I have a class called OperationQueue defined in FrameworkA
I created a typealias to point to FrameworkA.OperationQueuebut forgot to make OperationQueuepublic
Code:
FrameworkA:
import Foundation
class OperationQueue : Foundation.OperationQueue { } //Forgot to make it public
App:
import Foundation
import FrameworkA
typealias OperationQueue = FrameworkA.OperationQueue
let oq = OperationQueue()
Problem:
When I ran the project, FrameworkA.OperationQueue wasn't used instead Foundation's class was used because my class wasn't public. It works as expected when I defined it as public.
Question:
It is my mistake not making it public, but curious, would the compiler be able to spot that the class being pointed to (by typealias) is not accessible and throw a compilation error ?
It's not hard to check for that, but is it worth the time? You might have equally intended to use Foundation.OperationQueue. It is not recommended to load the compiler with warnings that are rather a guess than helpful. That is in contrast to, say, when you explicitly refer to an inaccessible declaration, i.e. FrameworkA.OperationQueue. Moreover, I wouldn't call shadowing top-level declarations from other modules good practice. On rare occasions it can be useful as a hack.
This looks like a straightforward bug to me. I can't see a reason why typealias OperationQueue = FrameworkA.OperationQueue should compile at all when FrameworkA.OperationQueue isn't visible in the app.
Um, yeah. If importing module A in module B doesn't imply A being part of B when referring to the latter. But I think it does, otherwise accessibility would be messed up with declarations in B that use A. If so, FrameworkA.OperationQueue resolves to Foundation.OperationQueue if FrameworkA imports Foundation and the other OperationQueue is inaccessible.
This was something that I stumbled upon while working on a framework, just felt it might add more transparency if it threw a compilation error if possible.
@xwu I also noticed something strange, not sure if I am making a blunder.
I tried to reference it directly without the typealias, the issue isn't with typealias but accessing classes defined in more than one framework.
Even when FrameworkA.OperationQueue() is explicitly mentioned while creating a variable, it still uses Foundation.OperationQueue()

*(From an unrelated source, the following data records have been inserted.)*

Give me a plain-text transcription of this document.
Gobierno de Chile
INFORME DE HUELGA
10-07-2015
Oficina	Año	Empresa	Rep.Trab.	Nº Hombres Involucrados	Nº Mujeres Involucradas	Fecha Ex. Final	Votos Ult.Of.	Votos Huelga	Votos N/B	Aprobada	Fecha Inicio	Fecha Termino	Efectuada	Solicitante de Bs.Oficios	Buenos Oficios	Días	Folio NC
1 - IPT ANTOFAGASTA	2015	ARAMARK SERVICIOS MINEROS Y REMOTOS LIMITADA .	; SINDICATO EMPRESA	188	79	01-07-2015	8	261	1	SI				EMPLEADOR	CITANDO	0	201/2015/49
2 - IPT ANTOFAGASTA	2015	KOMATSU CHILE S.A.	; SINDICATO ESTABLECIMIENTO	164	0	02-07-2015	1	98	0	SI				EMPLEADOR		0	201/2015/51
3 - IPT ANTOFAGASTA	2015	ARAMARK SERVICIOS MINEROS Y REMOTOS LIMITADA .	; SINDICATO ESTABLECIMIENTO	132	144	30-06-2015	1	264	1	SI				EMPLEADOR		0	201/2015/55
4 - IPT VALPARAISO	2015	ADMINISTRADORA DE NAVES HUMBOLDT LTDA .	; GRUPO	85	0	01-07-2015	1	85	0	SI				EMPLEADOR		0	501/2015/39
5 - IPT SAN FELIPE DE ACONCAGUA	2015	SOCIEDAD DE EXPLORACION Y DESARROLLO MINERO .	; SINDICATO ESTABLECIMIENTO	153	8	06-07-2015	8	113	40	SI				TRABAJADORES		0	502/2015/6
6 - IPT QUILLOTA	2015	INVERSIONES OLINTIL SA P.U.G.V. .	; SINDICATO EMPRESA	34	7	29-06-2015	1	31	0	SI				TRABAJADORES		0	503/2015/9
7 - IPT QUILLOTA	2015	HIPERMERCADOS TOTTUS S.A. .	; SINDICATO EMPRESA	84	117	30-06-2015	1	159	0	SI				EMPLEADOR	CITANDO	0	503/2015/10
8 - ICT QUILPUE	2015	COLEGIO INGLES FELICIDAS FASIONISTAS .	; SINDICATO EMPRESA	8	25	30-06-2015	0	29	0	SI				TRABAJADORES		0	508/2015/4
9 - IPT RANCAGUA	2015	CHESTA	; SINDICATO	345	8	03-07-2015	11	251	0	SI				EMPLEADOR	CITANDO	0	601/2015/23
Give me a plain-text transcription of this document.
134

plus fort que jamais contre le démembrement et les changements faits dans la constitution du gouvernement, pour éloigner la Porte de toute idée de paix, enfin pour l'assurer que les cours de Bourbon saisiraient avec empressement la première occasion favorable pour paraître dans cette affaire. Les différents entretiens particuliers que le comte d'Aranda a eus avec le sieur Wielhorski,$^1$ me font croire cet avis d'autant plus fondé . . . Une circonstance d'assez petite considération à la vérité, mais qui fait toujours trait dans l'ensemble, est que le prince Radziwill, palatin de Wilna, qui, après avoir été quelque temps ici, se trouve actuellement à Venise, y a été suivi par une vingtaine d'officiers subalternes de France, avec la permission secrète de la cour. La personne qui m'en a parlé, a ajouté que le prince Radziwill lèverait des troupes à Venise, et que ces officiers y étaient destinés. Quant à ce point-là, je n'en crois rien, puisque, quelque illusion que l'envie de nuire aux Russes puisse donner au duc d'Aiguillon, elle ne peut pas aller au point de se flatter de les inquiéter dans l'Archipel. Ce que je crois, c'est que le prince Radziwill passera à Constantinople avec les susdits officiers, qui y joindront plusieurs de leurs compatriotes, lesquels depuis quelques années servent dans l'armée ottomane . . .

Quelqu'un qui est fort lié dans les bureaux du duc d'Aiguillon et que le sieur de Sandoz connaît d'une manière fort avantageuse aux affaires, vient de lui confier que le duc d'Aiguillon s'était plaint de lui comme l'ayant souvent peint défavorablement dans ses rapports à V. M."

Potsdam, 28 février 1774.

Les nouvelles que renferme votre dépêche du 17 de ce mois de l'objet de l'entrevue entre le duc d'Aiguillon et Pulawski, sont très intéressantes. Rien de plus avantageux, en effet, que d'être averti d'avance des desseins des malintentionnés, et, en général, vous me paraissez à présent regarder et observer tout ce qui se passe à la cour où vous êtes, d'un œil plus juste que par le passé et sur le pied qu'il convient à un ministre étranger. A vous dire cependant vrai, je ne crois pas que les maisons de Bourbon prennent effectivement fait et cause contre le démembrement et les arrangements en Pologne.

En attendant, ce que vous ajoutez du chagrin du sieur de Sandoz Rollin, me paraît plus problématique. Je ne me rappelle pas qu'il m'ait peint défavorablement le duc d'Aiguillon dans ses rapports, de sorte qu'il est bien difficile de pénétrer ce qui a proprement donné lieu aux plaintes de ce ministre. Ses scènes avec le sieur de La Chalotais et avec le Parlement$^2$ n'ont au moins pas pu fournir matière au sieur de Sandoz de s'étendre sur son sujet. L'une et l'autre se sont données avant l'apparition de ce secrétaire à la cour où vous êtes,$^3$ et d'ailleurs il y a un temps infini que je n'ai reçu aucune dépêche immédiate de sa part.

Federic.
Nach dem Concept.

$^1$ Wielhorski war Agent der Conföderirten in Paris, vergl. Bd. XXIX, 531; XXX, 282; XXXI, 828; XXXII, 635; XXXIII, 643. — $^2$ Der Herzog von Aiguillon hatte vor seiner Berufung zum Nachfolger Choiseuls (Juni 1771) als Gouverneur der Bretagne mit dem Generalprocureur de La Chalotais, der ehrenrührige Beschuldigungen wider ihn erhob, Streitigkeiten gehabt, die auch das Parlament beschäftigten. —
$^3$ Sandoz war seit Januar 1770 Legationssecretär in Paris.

Not sure if others are also facing the same issue or if I am missing something obvious.
FrameworkA
import Foundation
class OperationQueue { } //Forgot to make it public
class X {}
App:
import UIKit
import FrameworkA
let oq = FrameworkA.OperationQueue() //Uses Foundation.OperationQueue
//Following throw compilation errors:
let x1 = X() //Use of unresolved identifier 'X'
let x2 = FrameworkA.X() //Module 'FrameworkA' has no member named 'X'
You don't import a module into another module, you import a module into a source code file - a single compilation unit. For example, if module B has two source files: b1.swift and b2.swift, if I import module A into b1.swift its public types are visible in b1.swift but they are not visible in b2.swift. Although, having done some experimentation, it seems that if a public method returns an object of a type defined in A, that type seems to be exported from B as well, which I guess is needed so that callers can use the return result.
However, if you see code that says let foo = A.OperationQueue() the intent is clearly that you want an instance of A.OperationQueue and not Foundation.OperationQueue. That should be an error IMO.
I did not mean you could literally import a module into another module, nor did I use the 'into' preposition.
The method can be internal. This also applies to generics and any at least internal precedent of a visible declaration or ready-to-use object of a type that comes from A, as long as you don't have to manually instantiate it in the latter case. Public entities can be further propagated this way across modules.